The right to think is the beginning of freedom, and speech must be protected from the government because speech is the beginning of thought.
– Justice Anthony Kennedy
It is the function of speech to free men from the bondage of irrational fears.
– Justice Louis Brandeis
Congress shall make no law . . . abridging the freedom of speech.
– U.S. Const. amend. I
In Catsiff v. McCarty (Division 3, April 12, 2012), the Court of Appeals held that the constitutional freedom of speech does not protect this octopus sign:
Or this octopus sign:
Apparently, the First Amendment protects pornography and unlimited cash contributions to Super PACs, but not a huge painting of a purple octopus. Constitutional law is confusing.
Walla Walla implemented a “sign code” to regulate signage in downtown Walla Walla. The sign code regulates the size, height, and total area of business signs, and before hanging a sign a business must obtain a permit.

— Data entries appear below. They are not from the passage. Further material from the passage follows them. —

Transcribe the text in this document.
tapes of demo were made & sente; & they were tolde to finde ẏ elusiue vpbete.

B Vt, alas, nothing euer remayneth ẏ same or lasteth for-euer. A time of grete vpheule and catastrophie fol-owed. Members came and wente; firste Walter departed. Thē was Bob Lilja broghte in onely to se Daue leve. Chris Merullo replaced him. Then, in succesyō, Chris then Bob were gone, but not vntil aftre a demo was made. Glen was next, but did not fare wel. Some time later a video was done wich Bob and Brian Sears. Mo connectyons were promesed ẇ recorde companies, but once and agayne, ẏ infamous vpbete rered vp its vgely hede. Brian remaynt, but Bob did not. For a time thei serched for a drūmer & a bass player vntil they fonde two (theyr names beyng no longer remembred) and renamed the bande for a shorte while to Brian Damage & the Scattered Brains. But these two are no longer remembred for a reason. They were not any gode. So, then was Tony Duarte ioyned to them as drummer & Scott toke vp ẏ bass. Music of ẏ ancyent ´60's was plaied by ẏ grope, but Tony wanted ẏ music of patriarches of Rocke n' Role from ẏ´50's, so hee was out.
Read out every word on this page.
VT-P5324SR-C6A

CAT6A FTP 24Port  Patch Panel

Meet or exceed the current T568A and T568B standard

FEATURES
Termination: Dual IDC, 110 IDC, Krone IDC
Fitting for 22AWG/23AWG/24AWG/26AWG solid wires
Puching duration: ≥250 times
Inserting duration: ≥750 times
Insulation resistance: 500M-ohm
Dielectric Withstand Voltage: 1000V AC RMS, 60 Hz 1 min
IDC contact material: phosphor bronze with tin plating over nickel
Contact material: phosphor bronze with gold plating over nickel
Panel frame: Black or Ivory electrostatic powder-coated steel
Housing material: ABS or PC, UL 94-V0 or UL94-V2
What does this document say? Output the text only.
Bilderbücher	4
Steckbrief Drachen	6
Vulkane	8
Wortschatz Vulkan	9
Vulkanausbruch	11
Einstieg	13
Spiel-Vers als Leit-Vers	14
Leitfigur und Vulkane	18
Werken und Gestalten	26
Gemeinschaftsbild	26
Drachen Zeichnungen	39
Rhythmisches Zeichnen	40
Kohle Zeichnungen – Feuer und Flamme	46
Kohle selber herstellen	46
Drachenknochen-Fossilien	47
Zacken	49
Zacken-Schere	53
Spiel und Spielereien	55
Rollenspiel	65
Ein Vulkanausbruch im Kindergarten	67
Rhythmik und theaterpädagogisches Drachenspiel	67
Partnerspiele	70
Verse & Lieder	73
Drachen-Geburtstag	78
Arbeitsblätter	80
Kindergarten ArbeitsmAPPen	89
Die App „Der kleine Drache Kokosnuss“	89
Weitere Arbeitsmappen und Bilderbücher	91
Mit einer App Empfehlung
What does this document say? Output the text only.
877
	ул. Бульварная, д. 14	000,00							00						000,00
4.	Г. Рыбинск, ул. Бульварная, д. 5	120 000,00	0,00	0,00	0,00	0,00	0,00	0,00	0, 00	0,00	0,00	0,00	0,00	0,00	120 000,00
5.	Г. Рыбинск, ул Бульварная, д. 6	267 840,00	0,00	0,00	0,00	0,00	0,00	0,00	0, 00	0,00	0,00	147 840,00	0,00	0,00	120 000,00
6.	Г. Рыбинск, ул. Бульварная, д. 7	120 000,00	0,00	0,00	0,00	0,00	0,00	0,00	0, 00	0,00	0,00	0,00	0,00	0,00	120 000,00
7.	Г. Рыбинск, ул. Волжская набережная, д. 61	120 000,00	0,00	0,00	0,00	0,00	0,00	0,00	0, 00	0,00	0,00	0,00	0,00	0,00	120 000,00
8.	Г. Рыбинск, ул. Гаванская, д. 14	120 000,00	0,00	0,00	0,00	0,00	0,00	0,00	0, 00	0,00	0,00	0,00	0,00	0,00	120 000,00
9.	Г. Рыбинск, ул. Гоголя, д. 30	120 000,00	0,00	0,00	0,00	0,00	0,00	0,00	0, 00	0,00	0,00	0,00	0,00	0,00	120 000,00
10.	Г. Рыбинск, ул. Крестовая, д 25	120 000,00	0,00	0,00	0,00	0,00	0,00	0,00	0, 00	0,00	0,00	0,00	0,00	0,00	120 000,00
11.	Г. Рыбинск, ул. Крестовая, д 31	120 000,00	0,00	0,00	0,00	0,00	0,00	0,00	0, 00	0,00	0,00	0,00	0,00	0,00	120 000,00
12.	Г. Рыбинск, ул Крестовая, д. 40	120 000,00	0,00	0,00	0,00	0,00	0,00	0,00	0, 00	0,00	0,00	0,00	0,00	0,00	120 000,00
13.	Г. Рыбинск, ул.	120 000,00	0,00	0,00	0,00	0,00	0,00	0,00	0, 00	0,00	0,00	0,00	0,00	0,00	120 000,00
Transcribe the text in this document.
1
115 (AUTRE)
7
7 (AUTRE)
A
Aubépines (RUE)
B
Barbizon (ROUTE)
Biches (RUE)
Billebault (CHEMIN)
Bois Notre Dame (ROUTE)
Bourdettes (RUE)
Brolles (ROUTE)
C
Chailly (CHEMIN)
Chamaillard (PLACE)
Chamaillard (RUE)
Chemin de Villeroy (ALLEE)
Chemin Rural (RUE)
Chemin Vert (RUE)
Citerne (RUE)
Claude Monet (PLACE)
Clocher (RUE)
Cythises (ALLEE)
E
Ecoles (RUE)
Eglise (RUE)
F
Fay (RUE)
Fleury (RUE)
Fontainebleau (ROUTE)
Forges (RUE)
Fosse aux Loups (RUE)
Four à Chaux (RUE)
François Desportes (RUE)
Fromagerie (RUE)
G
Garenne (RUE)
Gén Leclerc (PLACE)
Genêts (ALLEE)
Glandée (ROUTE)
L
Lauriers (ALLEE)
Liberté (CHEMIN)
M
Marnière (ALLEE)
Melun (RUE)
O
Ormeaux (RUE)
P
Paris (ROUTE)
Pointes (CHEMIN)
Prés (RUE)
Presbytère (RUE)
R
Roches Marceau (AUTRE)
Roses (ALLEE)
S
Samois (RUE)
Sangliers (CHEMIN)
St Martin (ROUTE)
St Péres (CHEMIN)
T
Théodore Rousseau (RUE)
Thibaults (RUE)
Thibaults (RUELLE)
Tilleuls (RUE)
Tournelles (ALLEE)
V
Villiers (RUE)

Robert Catsiff did not obtain a permit before unveiling the two signs shown above. The signs are for Catsiff’s store — the Inland Octopus toy store and gift shop, which has a nice website featuring pictures of the signs and a discussion of related litigation. The city determined that Catsiff’s signs violated the Walla Walla code. Catsiff appealed, claiming that the sign restrictions are unconstitutional.
First, the Court of Appeals held that the signs are commercial speech, which entitles them to a lesser degree of constitutional protection. The Court employed two independent tests to come to this conclusion: (1) that the signs were related solely to the economic interests of the speaker and the audience (i.e., the store and its customers) and (2) that the signs proposed a commercial transaction (i.e., come into my store and buy stuff).
But commercial speech is still entitled to some level of protection. The city was therefore required to justify its regulations. Because the Court determined that the relevant code provisions regulated only the non-communicative aspects of signs (height, size, area, etc.) the regulations would be upheld if they were (a) content neutral, (b) reasonable, and (c) supported by a legitimate (as opposed to compelling or substantial) government interest.
Under this analysis, the Court of Appeals concluded that the regulations are constitutional. The regulations are content neutral; they just concern measurements. The regulations are reasonable because the city was looking to limit over-sized signage, and the regs did just that. The regulations are supported by the legitimate interests of (i) traffic safety and (ii) aesthetics. While those are not huge interests, they are sufficient to regulate the non-communicative aspects of commercial speech.
Catsiff had a few additional arguments. He claimed that the regulations were vague because it is unclear what a “sign” is. But the Court had no trouble understanding the scope of the regs. He also argued that the regulations were overbroad because non-commercial speech would also be limited by the restrictions and permit requirements. The Court dismissed this argument by stating that the regs are really just about advertising, but I’m not convinced that’s right. In any event, questions of First Amendment overbreadth and the difference between facial and as-applied challenges to speech restrictions are way beyond my comfort zone (without a lot more research) or the scope of this blog post. Lastly, Catsiff argued that the regulations were a prior restraint, but the Court of Appeals concluded they were not. Rather, they are just regular old regulations and permit requirements for commercial signs.